How we approached it

Our biggest decision was to lean into honesty. Not the sanitised version you get in formal stakeholder meetings, but the kind of honesty that comes out when a pharmacist and a GP end up hiding in the dispensary together to escape a hectic practice corridor. That story, told on stage by one of the speakers, summed up the whole day: people make collaboration work long before systems catch up.

We curated a programme that deliberately mixed perspectives: contractors, LMC leads, ICB executives, national NHS leaders, frontline clinicians, those already collaborating, and those sceptical of the whole concept. The panel on “Collaborating Whilst Competing” set the tone, it tackled the elephant in the room head-on.
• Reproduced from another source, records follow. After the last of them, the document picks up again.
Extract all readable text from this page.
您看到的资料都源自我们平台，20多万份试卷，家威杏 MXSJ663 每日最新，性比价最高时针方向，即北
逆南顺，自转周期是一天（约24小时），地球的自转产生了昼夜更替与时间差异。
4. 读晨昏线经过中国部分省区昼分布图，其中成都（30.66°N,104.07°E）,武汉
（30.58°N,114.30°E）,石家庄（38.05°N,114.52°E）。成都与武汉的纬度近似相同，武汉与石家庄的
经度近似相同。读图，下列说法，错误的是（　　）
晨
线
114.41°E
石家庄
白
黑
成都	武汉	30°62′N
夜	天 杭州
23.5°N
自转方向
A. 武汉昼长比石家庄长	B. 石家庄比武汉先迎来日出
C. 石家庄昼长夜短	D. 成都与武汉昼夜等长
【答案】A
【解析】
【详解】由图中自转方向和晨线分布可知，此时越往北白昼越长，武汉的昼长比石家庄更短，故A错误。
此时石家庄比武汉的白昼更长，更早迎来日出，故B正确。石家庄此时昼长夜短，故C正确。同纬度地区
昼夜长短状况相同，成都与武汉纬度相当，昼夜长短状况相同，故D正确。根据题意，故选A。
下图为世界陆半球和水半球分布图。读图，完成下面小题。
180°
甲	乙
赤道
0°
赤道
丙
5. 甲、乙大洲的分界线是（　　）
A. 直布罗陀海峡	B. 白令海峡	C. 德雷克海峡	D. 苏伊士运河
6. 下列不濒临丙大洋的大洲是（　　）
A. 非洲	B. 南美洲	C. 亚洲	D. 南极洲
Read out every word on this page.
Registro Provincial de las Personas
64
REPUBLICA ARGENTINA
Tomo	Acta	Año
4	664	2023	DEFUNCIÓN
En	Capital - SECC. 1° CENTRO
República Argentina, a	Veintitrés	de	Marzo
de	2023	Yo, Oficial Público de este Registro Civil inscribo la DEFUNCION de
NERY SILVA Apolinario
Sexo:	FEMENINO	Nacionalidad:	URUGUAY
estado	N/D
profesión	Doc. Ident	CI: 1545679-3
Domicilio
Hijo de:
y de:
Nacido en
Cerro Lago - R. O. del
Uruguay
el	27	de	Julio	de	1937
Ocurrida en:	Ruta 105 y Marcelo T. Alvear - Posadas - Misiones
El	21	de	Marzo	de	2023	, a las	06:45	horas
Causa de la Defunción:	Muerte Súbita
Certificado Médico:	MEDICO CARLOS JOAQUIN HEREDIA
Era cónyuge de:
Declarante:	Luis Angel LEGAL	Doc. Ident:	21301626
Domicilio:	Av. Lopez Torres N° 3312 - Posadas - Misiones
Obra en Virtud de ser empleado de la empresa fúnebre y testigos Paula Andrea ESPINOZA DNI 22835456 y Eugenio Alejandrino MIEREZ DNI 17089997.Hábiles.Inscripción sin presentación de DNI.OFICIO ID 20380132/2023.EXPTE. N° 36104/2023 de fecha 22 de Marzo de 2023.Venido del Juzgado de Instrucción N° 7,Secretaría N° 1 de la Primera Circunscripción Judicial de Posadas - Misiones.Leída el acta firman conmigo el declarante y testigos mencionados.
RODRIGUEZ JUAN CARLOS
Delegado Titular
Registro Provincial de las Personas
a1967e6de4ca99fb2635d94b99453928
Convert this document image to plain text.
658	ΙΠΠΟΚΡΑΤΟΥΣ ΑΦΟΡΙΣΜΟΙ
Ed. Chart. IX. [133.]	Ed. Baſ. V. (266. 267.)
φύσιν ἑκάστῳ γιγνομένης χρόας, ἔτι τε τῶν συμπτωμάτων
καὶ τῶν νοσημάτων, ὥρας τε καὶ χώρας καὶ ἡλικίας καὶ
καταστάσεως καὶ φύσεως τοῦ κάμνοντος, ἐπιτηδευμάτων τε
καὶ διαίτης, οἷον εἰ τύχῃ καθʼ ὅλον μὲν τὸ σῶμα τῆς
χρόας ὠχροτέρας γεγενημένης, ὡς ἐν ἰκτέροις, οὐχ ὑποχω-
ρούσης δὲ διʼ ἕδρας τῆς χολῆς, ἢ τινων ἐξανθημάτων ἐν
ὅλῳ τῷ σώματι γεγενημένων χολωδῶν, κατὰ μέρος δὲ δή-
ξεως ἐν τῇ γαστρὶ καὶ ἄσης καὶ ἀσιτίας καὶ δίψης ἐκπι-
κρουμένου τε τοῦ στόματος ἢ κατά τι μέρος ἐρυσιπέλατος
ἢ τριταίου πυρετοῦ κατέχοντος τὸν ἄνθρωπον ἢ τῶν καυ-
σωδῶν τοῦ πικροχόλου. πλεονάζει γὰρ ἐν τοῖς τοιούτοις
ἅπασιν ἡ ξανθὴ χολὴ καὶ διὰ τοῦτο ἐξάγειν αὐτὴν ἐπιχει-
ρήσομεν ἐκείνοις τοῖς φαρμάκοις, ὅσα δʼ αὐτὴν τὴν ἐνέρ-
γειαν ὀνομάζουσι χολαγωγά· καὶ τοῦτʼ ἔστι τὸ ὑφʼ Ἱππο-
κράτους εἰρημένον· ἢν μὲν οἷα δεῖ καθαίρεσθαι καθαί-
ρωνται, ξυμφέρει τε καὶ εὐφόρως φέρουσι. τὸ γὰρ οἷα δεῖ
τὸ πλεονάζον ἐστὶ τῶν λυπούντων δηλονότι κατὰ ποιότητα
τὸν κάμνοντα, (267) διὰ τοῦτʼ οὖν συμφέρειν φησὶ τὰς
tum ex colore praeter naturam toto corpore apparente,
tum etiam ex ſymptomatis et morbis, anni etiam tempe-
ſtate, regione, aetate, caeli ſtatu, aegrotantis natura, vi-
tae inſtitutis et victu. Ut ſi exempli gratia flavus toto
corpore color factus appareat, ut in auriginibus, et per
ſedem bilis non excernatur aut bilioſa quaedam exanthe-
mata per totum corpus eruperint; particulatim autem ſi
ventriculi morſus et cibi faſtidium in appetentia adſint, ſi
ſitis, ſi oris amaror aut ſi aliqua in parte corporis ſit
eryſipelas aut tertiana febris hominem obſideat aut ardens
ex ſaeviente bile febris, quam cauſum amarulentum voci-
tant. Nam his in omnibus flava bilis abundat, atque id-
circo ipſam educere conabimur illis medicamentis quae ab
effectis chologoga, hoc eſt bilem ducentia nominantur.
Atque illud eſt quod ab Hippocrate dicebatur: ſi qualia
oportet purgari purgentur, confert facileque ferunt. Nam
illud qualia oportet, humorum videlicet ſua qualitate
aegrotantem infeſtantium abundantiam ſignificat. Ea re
Pharmacy and general practice don’t always want the same things. Contracts incentivise different priorities. Workforce shortages mean every organisation is protecting its own survival. Ignoring that tension would have killed the credibility of the day.

We also kept structure light. Generous breaks, networking, exhibitor conversations, not filler, but intentional. Because the real magic wasn’t on stage; it was the GP who suddenly realised a local pharmacist was dealing with 150 walk-ins a day, or the pharmacist who had no idea the practice down the road had lost two partners and three receptionists this year. Those moments shift mindsets more effectively than any keynote ever will.

What happened on the day

You could feel the atmosphere shift as soon as the early debates kicked off. People dropped their professional defensiveness. GPs admitted that some of their scepticism about Pharmacy First was fuelled by incomplete understanding of what community pharmacy can clinically deliver. Pharmacists acknowledged that communication gaps sometimes escalate because no one has built the relationship needed to pick up the phone.

The myth-busting session was refreshingly blunt. We confronted long-standing narratives, that pharmacists “just dispense”, that GPs “won’t share power”, that integration is code for shifting workload without shifting resource. The room didn’t shy away from those tensions, and that’s exactly why the conversations felt so productive.

But the standout theme was the celebration of genuine collaboration already happening. We heard about pharmacists working from practice rooms a few days a week, joint headache pathways redesigned by both professions, shared care models that reduced duplication, and neighbourhood teams that simply stopped waiting for permission and built systems that worked for their population. Relationship-based integration isn’t hypothetical; it’s real, and it’s happening quietly all over the country.

What’s next

We’re not naïve. One summit doesn’t override a decade of structural separation. But it proved that when you bring people together at scale, without an agenda beyond building trust, something shifts. The conversations were raw, constructive, and grounded in reality. And they’ve already sparked follow-up work across multiple boroughs.

For areas thinking about doing something similar, my advice is simple:

  • Get the right people in the room – frontline clinicians first, system leaders second.
  • Strip out the jargon – speak plainly about the operational pressures on both sides.
  • Surface the real pain points – competition, communication, capacity gaps.
  • Showcase practical examples – nothing inspires change like seeing someone else already doing it.
  • Make space for relationships – that’s where the real integration happens.

Primary care is stretched to breaking point. But days like this remind me that the solution isn’t another restructure or another national directive. It’s people, Community Pharmacists and GPs, deciding to work together because they share a purpose. The system should be shaped around that, not the other way round.